By Vicky Pathare, Pune Mirror | Updated: May 17, 2020,

(Calls to 108 were made by the patient’s family, neighbours and even local cops, all in vain

He sat there in a chair on the road for three hours and waited, while his family, neighbours and even the local cops tried their best to call an ambulance to take him to a hospital. His body gave up, but the ambulance never arrived. Finally they loaded his corpse into a tempo to be carried to Sassoon General Hospitals (SGH) to procure a death certificate.

All the people who came to the aid of Yeshudas Moti Francis, the Nana Peth resident who passed away in the wee hours of Friday are convinced that he could have been saved had the ambulance come within the golden hour. But that did not happen. Francis complained of chest pain and breathlessness at 12.30 am. The calls to 108 for the ambulance started at 1 am. By 3.30 am, Francis lost consciousness and eventually expired, while they were waiting for the ambulance to show up.

“The police and our neighbours had all gathered on the street. We were calling the ambulance helpline number by turns. But no ambulance came, taking a toll on my husband’s life.

I can only blame the ambulance service for my husband’s death. Of what use is it if it is not available in an emergency?” asked Shobha Francis, wife of the deceased.

Seconding her contention, Sudhir Dhawale, a neighbour who came to the aid of the family through the crisis, recounted, “Along with the cops, we even tried to hail two ambulances passing on the road seeking help. The patient had a heavy girth and it was not possible to ferry him in a car or auto-rickshaw. We finally took his body to SGH in a tempo.”

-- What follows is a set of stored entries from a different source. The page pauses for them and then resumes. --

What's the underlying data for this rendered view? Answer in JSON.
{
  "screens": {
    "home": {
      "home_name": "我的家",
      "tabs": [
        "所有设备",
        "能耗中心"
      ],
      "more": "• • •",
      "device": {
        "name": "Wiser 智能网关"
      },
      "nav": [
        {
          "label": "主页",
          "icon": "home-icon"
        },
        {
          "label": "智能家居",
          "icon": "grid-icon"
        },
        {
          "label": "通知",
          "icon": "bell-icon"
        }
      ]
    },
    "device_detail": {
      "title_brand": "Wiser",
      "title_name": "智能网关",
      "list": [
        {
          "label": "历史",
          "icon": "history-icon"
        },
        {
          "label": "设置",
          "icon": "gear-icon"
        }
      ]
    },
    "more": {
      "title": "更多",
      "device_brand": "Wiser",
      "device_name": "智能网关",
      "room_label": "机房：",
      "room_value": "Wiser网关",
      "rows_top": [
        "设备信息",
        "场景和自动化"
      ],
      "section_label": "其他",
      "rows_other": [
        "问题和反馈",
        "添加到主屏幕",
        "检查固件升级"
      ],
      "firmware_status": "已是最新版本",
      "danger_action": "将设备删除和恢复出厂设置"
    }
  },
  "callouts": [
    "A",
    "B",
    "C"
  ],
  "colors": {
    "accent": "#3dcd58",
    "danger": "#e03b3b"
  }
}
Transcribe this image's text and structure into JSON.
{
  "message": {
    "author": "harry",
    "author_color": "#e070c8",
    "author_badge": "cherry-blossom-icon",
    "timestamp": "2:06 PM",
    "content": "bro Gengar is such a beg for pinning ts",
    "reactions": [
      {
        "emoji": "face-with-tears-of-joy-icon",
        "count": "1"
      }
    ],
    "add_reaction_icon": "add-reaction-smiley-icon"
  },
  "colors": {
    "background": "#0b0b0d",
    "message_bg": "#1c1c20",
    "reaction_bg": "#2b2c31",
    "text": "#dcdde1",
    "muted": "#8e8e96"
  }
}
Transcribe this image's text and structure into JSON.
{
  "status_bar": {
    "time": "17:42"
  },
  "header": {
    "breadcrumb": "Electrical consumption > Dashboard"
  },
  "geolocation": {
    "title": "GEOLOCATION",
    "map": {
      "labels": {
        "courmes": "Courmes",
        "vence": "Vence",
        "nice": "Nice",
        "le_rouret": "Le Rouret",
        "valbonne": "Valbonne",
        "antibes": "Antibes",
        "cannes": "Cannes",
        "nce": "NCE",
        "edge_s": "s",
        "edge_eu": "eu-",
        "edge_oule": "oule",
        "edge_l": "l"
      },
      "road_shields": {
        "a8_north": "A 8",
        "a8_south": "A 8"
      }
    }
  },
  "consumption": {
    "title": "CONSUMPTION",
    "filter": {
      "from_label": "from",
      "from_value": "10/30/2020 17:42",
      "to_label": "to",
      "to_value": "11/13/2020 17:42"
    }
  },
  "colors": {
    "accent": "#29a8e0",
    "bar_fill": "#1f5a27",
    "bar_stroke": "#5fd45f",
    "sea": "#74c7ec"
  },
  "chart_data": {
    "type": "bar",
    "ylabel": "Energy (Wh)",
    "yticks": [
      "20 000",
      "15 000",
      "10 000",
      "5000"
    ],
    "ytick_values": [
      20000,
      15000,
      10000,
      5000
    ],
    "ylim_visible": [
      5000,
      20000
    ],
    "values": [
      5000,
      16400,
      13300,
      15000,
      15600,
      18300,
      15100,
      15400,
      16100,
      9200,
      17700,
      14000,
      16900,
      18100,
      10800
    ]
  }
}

Faulting the ambulance service, he added, “Rather than sending the ambulance the person who received our calls kept pumping us for information, even checking if he was dead and if he was, what did he die of. How can any layman diagnose and provide such information?”

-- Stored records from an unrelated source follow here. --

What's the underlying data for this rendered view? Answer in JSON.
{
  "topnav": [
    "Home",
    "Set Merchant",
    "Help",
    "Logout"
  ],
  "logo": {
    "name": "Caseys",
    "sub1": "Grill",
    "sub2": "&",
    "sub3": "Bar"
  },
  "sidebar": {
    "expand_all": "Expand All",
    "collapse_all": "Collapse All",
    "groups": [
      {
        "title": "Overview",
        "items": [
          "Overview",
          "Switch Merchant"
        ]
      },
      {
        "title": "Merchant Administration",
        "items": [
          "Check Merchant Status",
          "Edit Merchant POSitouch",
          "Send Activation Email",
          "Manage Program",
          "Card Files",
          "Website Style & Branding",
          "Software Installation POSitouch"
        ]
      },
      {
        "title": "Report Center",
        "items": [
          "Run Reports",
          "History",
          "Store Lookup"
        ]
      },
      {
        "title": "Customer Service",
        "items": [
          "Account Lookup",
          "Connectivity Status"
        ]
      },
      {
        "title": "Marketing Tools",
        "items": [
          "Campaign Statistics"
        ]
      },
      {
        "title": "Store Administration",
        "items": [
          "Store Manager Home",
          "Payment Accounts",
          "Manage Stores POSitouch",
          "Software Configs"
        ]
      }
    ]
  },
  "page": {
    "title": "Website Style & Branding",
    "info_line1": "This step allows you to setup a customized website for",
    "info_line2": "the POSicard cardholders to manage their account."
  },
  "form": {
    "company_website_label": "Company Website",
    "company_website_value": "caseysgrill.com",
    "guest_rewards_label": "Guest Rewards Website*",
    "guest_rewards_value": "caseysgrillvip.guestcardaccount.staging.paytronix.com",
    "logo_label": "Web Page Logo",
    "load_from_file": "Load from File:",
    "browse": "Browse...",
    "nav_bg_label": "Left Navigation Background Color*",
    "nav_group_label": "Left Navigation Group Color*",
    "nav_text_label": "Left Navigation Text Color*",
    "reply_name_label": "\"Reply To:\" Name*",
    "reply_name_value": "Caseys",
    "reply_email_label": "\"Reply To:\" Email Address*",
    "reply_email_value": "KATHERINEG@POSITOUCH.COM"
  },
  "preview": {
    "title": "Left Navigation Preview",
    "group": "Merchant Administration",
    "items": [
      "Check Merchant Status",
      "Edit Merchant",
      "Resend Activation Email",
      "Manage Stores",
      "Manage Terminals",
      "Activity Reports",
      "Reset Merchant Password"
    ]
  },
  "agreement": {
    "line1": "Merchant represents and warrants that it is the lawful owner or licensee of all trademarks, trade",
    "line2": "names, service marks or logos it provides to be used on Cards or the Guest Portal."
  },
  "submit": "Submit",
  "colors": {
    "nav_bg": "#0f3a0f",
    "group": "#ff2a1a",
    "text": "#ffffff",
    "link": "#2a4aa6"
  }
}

Likewise, Balkrushna Kadam, police inspector at Samarth police station, faulted 108. “The neighbours and even the beat marshals on duty kept calling the ambulance service in vain. The calls were made between 1am and 3.30 am. Once they were told an ambulance was being sent from Kamala Nehru Hospital, subsequently they said it was coming from Bharati Hospital. But none showed up. In fact, the people along with the patient were waiting near the Power House Chowk so the ambulance would have no problem reaching them,” he pointed out.

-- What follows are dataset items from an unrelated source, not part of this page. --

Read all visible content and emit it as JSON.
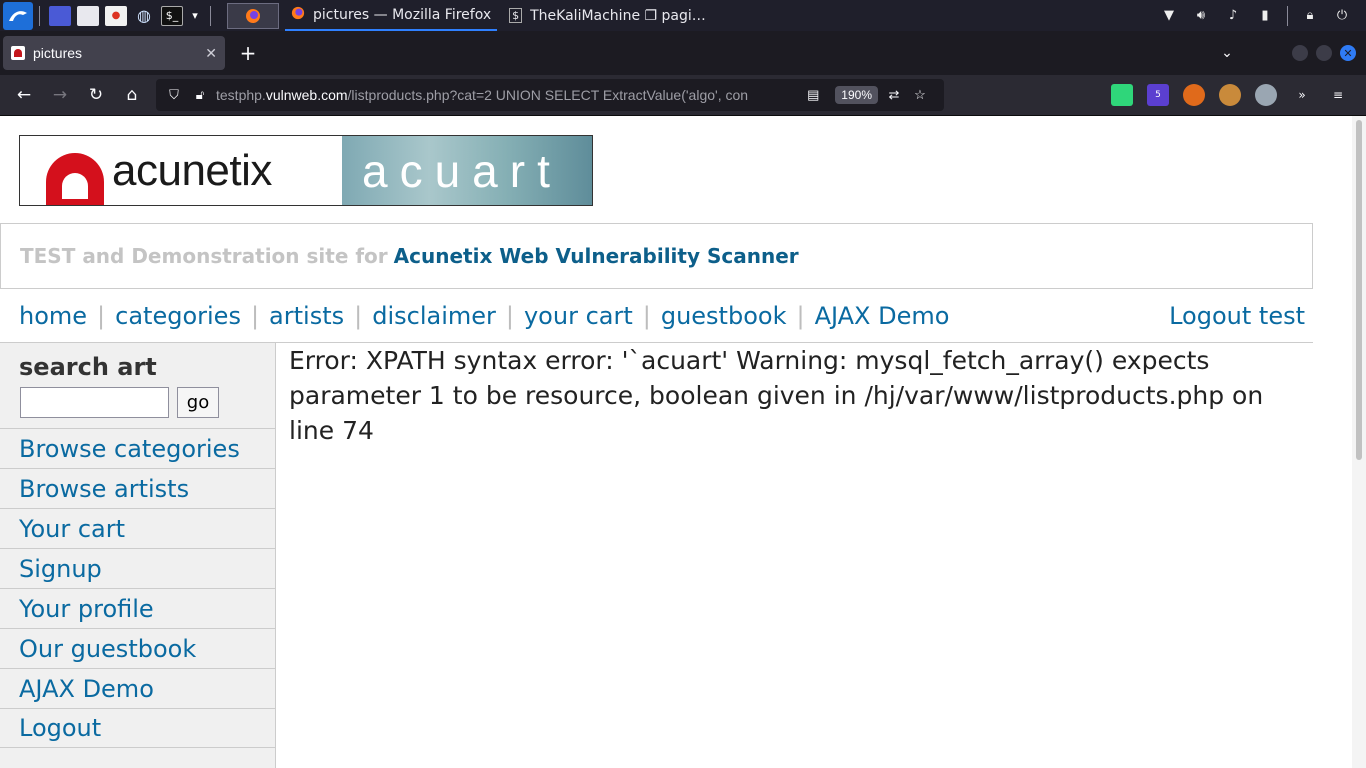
{
  "taskbar": {
    "tasks": [
      {
        "label": "pictures — Mozilla Firefox",
        "active": true
      },
      {
        "label": "TheKaliMachine ❐ pagi…",
        "active": false
      }
    ]
  },
  "browser": {
    "tab": {
      "title": "pictures"
    },
    "url": {
      "prefix": "testphp.",
      "domain": "vulnweb.com",
      "path": "/listproducts.php?cat=2 UNION SELECT ExtractValue('algo', con"
    },
    "zoom": "190%"
  },
  "site": {
    "logo": {
      "left": "acunetix",
      "right": "acuart"
    },
    "tagline": {
      "muted": "TEST and Demonstration site for",
      "brand": "Acunetix Web Vulnerability Scanner"
    },
    "topnav": {
      "home": "home",
      "categories": "categories",
      "artists": "artists",
      "disclaimer": "disclaimer",
      "your_cart": "your cart",
      "guestbook": "guestbook",
      "ajax_demo": "AJAX Demo",
      "logout": "Logout test"
    },
    "sidebar": {
      "search_title": "search art",
      "go_label": "go",
      "items": [
        {
          "label": "Browse categories"
        },
        {
          "label": "Browse artists"
        },
        {
          "label": "Your cart"
        },
        {
          "label": "Signup"
        },
        {
          "label": "Your profile"
        },
        {
          "label": "Our guestbook"
        },
        {
          "label": "AJAX Demo"
        },
        {
          "label": "Logout"
        }
      ]
    },
    "error_message": "Error: XPATH syntax error: '`acuart' Warning: mysql_fetch_array() expects parameter 1 to be resource, boolean given in /hj/var/www/listproducts.php on line 74"
  },
  "colors": {
    "link": "#0a6aa1",
    "brand_red": "#d4101c",
    "firefox_dark": "#1c1b22",
    "accent_blue": "#2f80ff"
  }
}
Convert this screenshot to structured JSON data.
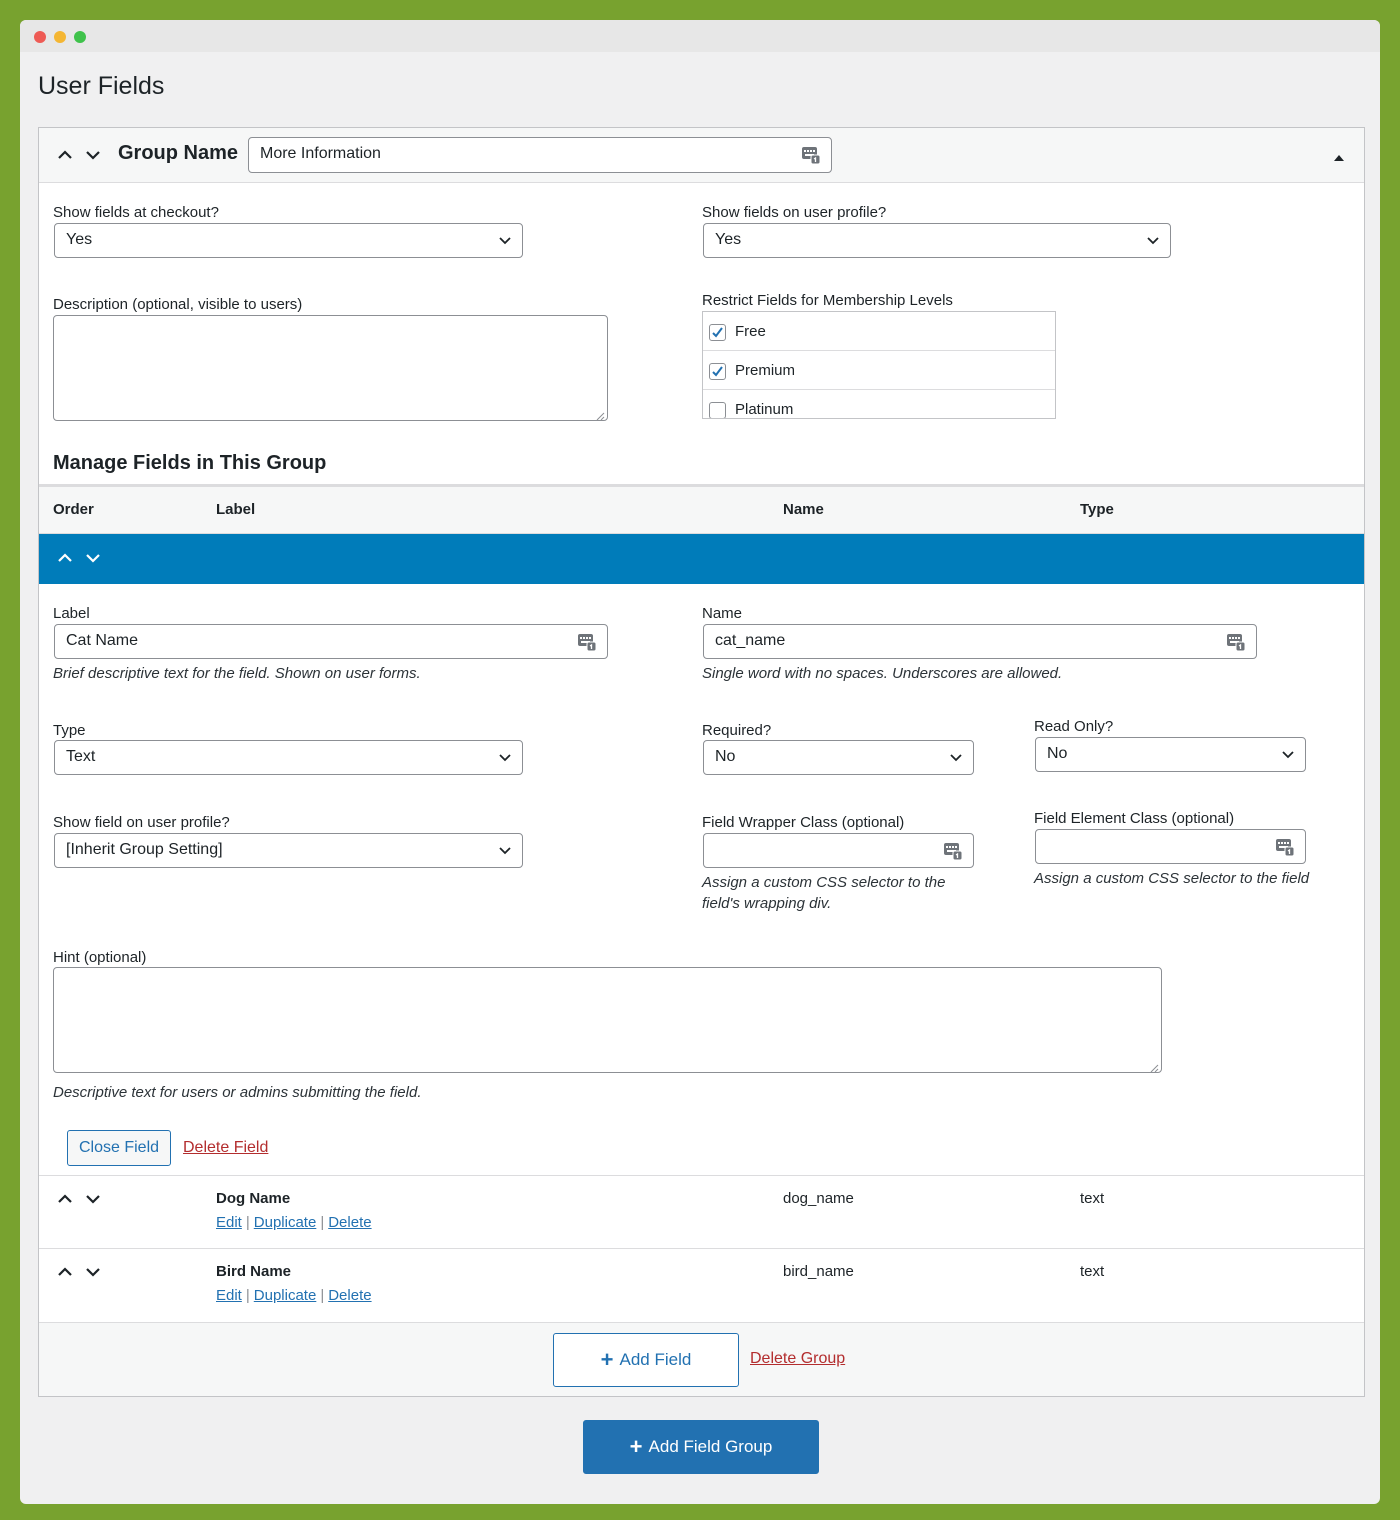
{
  "page": {
    "title": "User Fields"
  },
  "group": {
    "name_label": "Group Name",
    "name_value": "More Information",
    "checkout_label": "Show fields at checkout?",
    "checkout_value": "Yes",
    "profile_label": "Show fields on user profile?",
    "profile_value": "Yes",
    "description_label": "Description (optional, visible to users)",
    "levels_label": "Restrict Fields for Membership Levels",
    "levels": [
      {
        "name": "Free",
        "checked": true
      },
      {
        "name": "Premium",
        "checked": true
      },
      {
        "name": "Platinum",
        "checked": false
      }
    ],
    "manage_title": "Manage Fields in This Group",
    "columns": {
      "order": "Order",
      "label": "Label",
      "name": "Name",
      "type": "Type"
    }
  },
  "field_edit": {
    "label_label": "Label",
    "label_value": "Cat Name",
    "label_help": "Brief descriptive text for the field. Shown on user forms.",
    "name_label": "Name",
    "name_value": "cat_name",
    "name_help": "Single word with no spaces. Underscores are allowed.",
    "type_label": "Type",
    "type_value": "Text",
    "required_label": "Required?",
    "required_value": "No",
    "readonly_label": "Read Only?",
    "readonly_value": "No",
    "profile_label": "Show field on user profile?",
    "profile_value": "[Inherit Group Setting]",
    "wrapper_label": "Field Wrapper Class (optional)",
    "wrapper_help_1": "Assign a custom CSS selector to the",
    "wrapper_help_2": "field's wrapping div.",
    "element_label": "Field Element Class (optional)",
    "element_help": "Assign a custom CSS selector to the field",
    "hint_label": "Hint (optional)",
    "hint_help": "Descriptive text for users or admins submitting the field.",
    "close_button": "Close Field",
    "delete_link": "Delete Field"
  },
  "fields": [
    {
      "label": "Dog Name",
      "name": "dog_name",
      "type": "text"
    },
    {
      "label": "Bird Name",
      "name": "bird_name",
      "type": "text"
    }
  ],
  "row_actions": {
    "edit": "Edit",
    "duplicate": "Duplicate",
    "delete": "Delete",
    "separator": "|"
  },
  "footer": {
    "add_field": "Add Field",
    "delete_group": "Delete Group",
    "add_group": "Add Field Group"
  },
  "colors": {
    "accent": "#2271b1",
    "active_bar": "#007cba",
    "danger": "#b32d2e",
    "frame": "#78a22f"
  }
}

According to Dr Ajay Tawre, medical superintendent at SGH, the deceased was brought to the casualty at 5.30am. “The patient died due to type-1respiratory failure and bilateral pneumonia. Swabs to COVID-19 testing were not taken, nor was an autopsy done,” he informed.

At the Emergency Response Centre (ERC), the manager, Dr Praveen Sadhale, refused to take onus. In an official statement, he refuted, “Control room received a call about Francis from one Sufiyan who communicated to the emergency medical service officer (EMSO — a doctor) that the patient was dead and needed a hearse to be taken to Sassoon hospital. He also informed that two people had also gone to SGH to arrange for an ambulance. But later Sufiyan cancelled the request.”

The statement further added, “A second call came from a policeman — Dhanaji Ghokhale — seeking ambulance for an unknown patient at Rasta Peth. The ambulance was dispatched and later it was realised that it was meant for the same patient. When the ambulance reached Rasta Peth, the caller was called twice but the calls did not connect. The EMSO and pilot tried to locate the patient in the area. They returned when they did not find him.”

Countering this claim, Dhawale pointed out, “The patient was alive when he was brought out of the house and the calls were made to 108. If the ambulance could not find us as is claimed, why did we or the cops not get a call from the driver? None of us turned down the ambulance service. It was the driver who refused to come for the pick-up. After several calls, the driver claimed that he’d been instructed not to do the pick-up. This, after keeping us waiting for two-three hours.”